In this program, the following key steps are performed:
1. A Databricks workspace is provisioned using the `databricks.Workspace` resource.
2. A secret scope is created for the storage account using the `databricks.SecretScope` resource, which will securely store the account's access key.
3. A `databricks.StorageCredential` resource is then created to represent the security credential for the storage integration.
4. An access key for the storage account is then stored in the secret scope via the `databricks.Secret` resource.
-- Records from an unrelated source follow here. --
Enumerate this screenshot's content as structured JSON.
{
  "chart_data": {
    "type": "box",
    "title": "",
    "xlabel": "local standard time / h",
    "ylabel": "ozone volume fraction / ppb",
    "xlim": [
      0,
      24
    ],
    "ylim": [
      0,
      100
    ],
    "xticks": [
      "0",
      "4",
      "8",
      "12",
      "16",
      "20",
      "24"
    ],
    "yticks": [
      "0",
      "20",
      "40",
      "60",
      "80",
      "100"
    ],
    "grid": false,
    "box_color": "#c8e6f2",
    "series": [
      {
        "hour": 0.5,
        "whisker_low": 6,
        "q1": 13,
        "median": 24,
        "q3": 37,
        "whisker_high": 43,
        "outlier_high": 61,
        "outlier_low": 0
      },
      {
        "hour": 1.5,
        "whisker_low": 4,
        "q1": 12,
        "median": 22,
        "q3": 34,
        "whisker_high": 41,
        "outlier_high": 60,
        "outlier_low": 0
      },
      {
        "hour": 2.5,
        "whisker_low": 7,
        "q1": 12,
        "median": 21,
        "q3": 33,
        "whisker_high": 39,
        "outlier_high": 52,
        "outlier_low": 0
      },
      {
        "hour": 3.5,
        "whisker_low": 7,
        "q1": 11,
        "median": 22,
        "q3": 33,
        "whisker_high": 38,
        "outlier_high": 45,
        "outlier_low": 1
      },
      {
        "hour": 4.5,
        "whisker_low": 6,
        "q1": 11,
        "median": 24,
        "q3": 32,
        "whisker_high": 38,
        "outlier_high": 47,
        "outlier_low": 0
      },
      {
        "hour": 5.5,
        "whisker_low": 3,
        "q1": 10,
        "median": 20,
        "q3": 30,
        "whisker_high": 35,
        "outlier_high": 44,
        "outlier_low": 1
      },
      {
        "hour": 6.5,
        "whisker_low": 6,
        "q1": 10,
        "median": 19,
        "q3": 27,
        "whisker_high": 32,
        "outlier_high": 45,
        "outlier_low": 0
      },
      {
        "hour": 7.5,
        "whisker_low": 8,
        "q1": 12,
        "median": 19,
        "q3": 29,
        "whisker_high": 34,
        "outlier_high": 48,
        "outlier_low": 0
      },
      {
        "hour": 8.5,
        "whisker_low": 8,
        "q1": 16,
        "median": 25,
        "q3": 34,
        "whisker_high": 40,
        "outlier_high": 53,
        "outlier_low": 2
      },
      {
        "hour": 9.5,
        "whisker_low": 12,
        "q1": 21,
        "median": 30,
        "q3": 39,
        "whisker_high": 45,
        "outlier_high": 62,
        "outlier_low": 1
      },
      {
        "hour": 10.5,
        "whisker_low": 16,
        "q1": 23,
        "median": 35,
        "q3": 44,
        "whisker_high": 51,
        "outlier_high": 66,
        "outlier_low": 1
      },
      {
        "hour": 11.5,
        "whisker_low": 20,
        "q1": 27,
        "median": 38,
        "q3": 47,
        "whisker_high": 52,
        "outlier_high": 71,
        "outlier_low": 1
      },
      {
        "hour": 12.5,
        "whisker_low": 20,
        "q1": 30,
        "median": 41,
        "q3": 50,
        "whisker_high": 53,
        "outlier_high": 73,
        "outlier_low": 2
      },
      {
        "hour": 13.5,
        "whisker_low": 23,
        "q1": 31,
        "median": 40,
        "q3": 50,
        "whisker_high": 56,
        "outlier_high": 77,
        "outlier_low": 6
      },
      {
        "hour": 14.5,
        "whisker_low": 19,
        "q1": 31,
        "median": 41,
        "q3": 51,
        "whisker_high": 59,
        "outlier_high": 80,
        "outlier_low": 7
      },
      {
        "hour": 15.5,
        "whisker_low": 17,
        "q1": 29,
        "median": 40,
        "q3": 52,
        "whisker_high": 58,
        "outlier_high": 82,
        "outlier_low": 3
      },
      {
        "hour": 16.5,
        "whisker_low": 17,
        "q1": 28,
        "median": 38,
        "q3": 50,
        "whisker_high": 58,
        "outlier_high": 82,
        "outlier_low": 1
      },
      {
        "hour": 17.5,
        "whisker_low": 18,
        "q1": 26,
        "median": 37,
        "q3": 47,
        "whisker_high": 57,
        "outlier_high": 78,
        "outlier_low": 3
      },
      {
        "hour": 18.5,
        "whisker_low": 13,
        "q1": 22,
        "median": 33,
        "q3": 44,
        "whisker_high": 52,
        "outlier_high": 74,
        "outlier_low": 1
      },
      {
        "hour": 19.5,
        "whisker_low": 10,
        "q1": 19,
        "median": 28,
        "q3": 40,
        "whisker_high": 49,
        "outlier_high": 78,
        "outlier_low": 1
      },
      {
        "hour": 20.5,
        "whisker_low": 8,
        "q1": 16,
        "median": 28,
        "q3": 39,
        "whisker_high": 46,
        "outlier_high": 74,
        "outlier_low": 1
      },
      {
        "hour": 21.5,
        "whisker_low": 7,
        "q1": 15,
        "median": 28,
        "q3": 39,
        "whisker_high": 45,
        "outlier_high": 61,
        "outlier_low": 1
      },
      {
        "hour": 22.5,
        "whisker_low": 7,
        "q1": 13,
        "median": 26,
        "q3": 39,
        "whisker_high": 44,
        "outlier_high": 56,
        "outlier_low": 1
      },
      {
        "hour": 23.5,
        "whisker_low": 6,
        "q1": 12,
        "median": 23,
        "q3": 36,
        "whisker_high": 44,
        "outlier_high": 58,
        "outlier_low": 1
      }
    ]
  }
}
After setting up these resources, you will need to use Databricks CLI or workflows within a Databricks notebook to mount the storage account to DBFS using the credentials set up in the secret scope. The placeholder code commented out at the bottom provides a rough idea of what those commands could look like, although it varies based on the specifics of your cloud storage and Databricks configuration.

This complete setup ensures that your data integration is secure, as sensitive credentials are not exposed directly within your data processing scripts or notebooks.